Increased awareness of these problems of inclusion and exclusion are growing. Some groups have moved toward data minimization: collecting only necessary data rather than all the data. The temptation is still there though, and the hype around “more data, better decisions” is still very much alive.

In most of the digital spaces I’m currently in, there is little space for fluidity. The limits around what I know and what I am able to find out about where that data goes are strong. In my ideal digital space, my identity would be mine to define, locations would be mine to pick, and I would know for what purpose you’re asking.

More diversity among the people designing these systems might finally mean that the questions asked about who we are and where we are from are more easily answerable for more people, not just a certain lucky few. Ideally, we wouldn’t have to answer them at all, and we could define ourselves, what we want, and who we are online. You wouldn’t be able to reject my answer as you do online and offline; you wouldn’t know anything that I don’t want you to know. Now, though, all I can do is respond to the question you ask me in person and perhaps make you rethink these systems and the part you play in them.

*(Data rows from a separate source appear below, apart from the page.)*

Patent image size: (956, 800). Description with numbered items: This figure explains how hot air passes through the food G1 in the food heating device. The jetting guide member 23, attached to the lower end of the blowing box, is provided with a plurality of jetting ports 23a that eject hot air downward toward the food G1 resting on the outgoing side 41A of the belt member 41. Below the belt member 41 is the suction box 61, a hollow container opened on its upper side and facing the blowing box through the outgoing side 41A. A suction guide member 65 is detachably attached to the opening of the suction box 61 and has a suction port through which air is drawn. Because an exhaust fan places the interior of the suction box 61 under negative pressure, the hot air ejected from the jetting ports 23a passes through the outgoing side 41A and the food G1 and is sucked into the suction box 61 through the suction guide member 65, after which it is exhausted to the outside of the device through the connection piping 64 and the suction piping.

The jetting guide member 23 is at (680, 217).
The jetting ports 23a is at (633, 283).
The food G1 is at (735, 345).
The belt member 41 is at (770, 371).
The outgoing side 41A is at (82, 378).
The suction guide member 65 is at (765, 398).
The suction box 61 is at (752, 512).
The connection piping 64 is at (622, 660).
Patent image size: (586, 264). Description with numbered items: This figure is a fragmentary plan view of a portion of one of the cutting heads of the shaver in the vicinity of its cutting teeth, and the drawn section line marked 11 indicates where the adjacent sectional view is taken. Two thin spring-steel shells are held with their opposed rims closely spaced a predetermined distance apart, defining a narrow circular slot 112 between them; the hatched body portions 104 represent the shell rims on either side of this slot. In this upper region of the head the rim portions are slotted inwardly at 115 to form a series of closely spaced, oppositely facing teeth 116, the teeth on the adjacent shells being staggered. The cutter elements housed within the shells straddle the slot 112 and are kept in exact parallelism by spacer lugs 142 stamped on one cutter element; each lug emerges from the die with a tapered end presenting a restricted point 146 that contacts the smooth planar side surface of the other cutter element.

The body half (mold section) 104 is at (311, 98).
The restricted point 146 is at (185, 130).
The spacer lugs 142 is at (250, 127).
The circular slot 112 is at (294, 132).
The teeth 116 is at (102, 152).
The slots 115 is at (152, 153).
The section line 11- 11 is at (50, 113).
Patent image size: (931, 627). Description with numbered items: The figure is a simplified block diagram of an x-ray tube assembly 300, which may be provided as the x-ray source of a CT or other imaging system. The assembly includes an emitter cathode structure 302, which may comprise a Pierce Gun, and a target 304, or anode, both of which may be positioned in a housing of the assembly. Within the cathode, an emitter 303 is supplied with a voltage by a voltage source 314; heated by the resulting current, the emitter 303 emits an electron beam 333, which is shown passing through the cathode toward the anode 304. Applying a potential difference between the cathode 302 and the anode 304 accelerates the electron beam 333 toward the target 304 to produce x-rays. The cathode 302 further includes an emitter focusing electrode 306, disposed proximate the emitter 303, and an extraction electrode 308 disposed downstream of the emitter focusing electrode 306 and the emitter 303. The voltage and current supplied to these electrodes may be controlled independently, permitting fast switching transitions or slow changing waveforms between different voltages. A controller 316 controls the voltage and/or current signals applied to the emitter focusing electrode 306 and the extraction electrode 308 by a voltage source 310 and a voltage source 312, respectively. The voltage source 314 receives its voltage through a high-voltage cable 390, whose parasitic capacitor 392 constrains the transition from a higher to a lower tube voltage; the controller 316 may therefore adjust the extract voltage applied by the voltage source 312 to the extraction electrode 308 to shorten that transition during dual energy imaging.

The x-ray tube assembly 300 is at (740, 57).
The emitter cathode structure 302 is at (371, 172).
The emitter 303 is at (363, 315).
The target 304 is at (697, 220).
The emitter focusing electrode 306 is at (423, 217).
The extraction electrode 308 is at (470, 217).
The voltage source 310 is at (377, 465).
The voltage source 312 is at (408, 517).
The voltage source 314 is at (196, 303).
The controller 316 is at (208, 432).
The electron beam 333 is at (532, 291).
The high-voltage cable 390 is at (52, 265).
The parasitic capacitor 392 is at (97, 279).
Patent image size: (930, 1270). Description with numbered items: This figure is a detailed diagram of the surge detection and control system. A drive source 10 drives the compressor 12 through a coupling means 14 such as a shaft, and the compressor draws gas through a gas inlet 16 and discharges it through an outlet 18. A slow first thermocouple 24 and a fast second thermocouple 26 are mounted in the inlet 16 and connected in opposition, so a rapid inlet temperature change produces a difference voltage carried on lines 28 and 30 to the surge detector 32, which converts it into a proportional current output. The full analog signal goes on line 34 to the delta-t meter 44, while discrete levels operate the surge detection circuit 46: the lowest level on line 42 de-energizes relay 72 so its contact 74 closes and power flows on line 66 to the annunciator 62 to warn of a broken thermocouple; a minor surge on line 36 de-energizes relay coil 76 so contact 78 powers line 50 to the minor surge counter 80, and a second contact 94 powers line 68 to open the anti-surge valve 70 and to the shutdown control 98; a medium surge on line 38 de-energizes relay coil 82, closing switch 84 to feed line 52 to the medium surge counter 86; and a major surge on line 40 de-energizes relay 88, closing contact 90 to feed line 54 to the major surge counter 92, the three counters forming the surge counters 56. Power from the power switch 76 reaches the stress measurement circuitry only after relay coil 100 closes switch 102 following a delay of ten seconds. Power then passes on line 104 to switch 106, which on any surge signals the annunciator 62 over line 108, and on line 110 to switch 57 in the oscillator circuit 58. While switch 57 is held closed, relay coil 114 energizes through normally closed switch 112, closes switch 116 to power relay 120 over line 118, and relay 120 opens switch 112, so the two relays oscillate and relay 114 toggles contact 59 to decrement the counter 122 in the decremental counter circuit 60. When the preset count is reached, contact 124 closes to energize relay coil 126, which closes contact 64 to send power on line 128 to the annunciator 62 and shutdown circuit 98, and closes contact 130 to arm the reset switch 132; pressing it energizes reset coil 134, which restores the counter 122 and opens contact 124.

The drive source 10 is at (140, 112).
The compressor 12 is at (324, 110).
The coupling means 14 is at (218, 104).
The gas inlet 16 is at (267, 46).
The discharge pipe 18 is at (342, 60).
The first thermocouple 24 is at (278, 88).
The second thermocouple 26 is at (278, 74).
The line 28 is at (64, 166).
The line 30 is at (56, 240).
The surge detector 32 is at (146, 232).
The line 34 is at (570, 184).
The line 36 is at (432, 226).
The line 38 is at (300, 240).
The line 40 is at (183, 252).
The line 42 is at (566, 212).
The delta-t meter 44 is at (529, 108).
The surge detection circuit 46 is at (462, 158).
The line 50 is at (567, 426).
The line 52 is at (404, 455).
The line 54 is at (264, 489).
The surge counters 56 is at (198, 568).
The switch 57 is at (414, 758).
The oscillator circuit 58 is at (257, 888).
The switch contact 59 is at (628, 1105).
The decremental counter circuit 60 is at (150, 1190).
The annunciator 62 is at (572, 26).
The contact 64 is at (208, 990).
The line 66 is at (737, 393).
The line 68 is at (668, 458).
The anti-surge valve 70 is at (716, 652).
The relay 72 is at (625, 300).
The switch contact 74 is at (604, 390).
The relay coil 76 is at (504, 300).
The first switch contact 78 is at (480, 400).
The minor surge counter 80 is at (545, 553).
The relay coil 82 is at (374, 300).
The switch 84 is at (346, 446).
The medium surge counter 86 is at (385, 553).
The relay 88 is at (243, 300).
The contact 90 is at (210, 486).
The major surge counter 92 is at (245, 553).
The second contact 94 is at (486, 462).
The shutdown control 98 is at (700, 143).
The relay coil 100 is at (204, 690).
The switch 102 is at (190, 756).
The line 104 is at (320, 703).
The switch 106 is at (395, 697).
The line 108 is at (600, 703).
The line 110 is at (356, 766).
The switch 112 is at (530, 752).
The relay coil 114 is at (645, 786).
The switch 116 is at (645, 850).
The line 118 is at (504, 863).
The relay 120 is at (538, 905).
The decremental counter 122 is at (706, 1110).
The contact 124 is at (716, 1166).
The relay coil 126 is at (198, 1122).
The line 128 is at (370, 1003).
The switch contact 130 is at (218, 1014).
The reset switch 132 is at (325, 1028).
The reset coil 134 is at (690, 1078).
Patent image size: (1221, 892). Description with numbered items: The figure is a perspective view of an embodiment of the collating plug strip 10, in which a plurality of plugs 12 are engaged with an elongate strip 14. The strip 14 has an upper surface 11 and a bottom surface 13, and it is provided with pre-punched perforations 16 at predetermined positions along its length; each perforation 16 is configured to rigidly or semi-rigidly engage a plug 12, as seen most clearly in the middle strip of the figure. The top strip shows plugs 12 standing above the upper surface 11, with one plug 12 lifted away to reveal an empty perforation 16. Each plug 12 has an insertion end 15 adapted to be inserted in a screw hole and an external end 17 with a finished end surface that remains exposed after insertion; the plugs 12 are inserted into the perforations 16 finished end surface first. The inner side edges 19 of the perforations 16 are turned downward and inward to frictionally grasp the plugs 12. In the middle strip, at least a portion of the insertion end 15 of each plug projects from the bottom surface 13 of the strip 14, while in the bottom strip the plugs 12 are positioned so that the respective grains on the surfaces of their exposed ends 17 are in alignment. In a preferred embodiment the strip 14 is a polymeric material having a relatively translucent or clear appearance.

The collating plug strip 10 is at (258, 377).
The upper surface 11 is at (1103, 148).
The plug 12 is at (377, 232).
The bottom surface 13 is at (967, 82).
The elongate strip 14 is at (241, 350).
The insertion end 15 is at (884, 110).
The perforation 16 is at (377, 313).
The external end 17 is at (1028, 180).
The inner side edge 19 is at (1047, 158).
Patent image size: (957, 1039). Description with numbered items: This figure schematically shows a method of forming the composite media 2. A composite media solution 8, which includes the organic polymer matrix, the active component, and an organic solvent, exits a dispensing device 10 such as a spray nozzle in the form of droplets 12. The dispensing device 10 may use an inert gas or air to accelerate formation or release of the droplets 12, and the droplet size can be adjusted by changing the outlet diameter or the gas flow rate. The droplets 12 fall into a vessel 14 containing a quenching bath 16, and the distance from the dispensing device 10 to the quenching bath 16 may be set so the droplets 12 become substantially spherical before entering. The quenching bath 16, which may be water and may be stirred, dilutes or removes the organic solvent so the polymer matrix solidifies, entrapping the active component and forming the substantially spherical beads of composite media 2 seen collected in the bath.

Zara Rahman is a researcher, writer, and linguist who is interested in the intersection of power, race, and technology. She has traveled and worked in more than 25 countries in the field of information accessibility and data use in civil society. She was the first employee at OpenOil, looking into open data in the extractive industries, then worked for Open Knowledge, working with School of Data on data literacy for journalists and civil society. Rahman is currently a Fellow at the Data & Society Research Institute in New York City, investigating the bridging role between highly tech-literate communities and lower tech-literate communities. She is also a Research Lead at The Engine Room where she leads their Responsible Data Program.